Despite these important findings, our study has several potential limitations. First, the clinical sample size was small and needs to be expanded in future studies. Second, additional animal studies are required to confirm that targeting miR-17-3p or CTR9 could have potential therapeutic effects against psoriasis. Third, it has been reported that non-lesional skin in psoriatic patients despite its normal appearance, represents an intermediate state between healthy and lesional skin and exhibits numerous hallmarks of dormant psoriasis.[36] Due to the difficulty in sampling no-lesional skin of psoriasis patients, we failed to conduct relevant experiments to verify it.
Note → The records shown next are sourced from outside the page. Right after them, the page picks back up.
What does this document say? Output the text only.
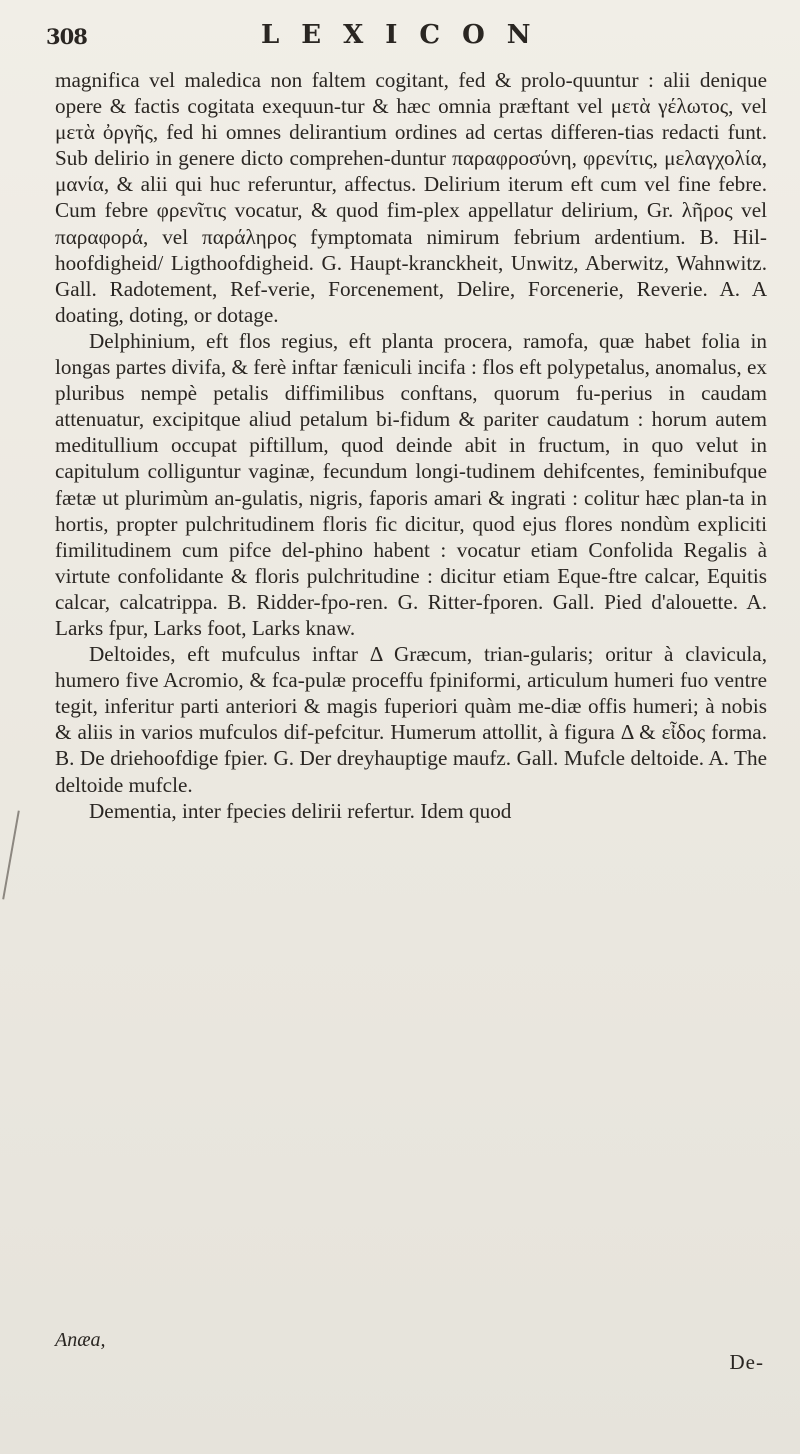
308	LEXICON

magnifica vel maledica non faltem cogitant, fed & prolo-quuntur : alii denique opere & factis cogitata exequun-tur & hæc omnia præftant vel μετὰ γέλωτος, vel μετὰ ὀργῆς, fed hi omnes delirantium ordines ad certas differen-tias redacti funt. Sub delirio in genere dicto comprehen-duntur παραφροσύνη, φρενίτις, μελαγχολία, μανία, & alii qui huc referuntur, affectus. Delirium iterum eft cum vel fine febre. Cum febre φρενῖτις vocatur, & quod fim-plex appellatur delirium, Gr. λῆρος vel παραφορά, vel παράληρος fymptomata nimirum febrium ardentium. B. Hil-hoofdigheid/ Ligthoofdigheid. G. Haupt-kranckheit, Unwitz, Aberwitz, Wahnwitz. Gall. Radotement, Ref-verie, Forcenement, Delire, Forcenerie, Reverie. A. A doating, doting, or dotage.

Delphinium, eft flos regius, eft planta procera, ramofa, quæ habet folia in longas partes divifa, & ferè inftar fæniculi incifa : flos eft polypetalus, anomalus, ex pluribus nempè petalis diffimilibus conftans, quorum fu-perius in caudam attenuatur, excipitque aliud petalum bi-fidum & pariter caudatum : horum autem meditullium occupat piftillum, quod deinde abit in fructum, in quo velut in capitulum colliguntur vaginæ, fecundum longi-tudinem dehifcentes, feminibufque fætæ ut plurimùm an-gulatis, nigris, faporis amari & ingrati : colitur hæc plan-ta in hortis, propter pulchritudinem floris fic dicitur, quod ejus flores nondùm expliciti fimilitudinem cum pifce del-phino habent : vocatur etiam Confolida Regalis à virtute confolidante & floris pulchritudine : dicitur etiam Eque-ftre calcar, Equitis calcar, calcatrippa. B. Ridder-fpo-ren. G. Ritter-fporen. Gall. Pied d'alouette. A. Larks fpur, Larks foot, Larks knaw.

Deltoides, eft mufculus inftar Δ Græcum, trian-gularis; oritur à clavicula, humero five Acromio, & fca-pulæ proceffu fpiniformi, articulum humeri fuo ventre tegit, inferitur parti anteriori & magis fuperiori quàm me-diæ offis humeri; à nobis & aliis in varios mufculos dif-pefcitur. Humerum attollit, à figura Δ & εἶδος forma. B. De driehoofdige fpier. G. Der dreyhauptige maufz. Gall. Mufcle deltoide. A. The deltoide mufcle.

Dementia, inter fpecies delirii refertur. Idem quod

Anæa,
De-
In conclusion, our study demonstrates that miR-17-3p regulates the proliferation and pro-inflammatory cytokine secretion of keratinocytes partially by targeting CTR9 and miR-17-3p likely regulates STAT3 signaling pathway via targeting CTR9. Collectively, the findings of the present study provide a new perspective on the pathogenesis and treatment of psoriasis, which will provide hope for curing patients with psoriasis.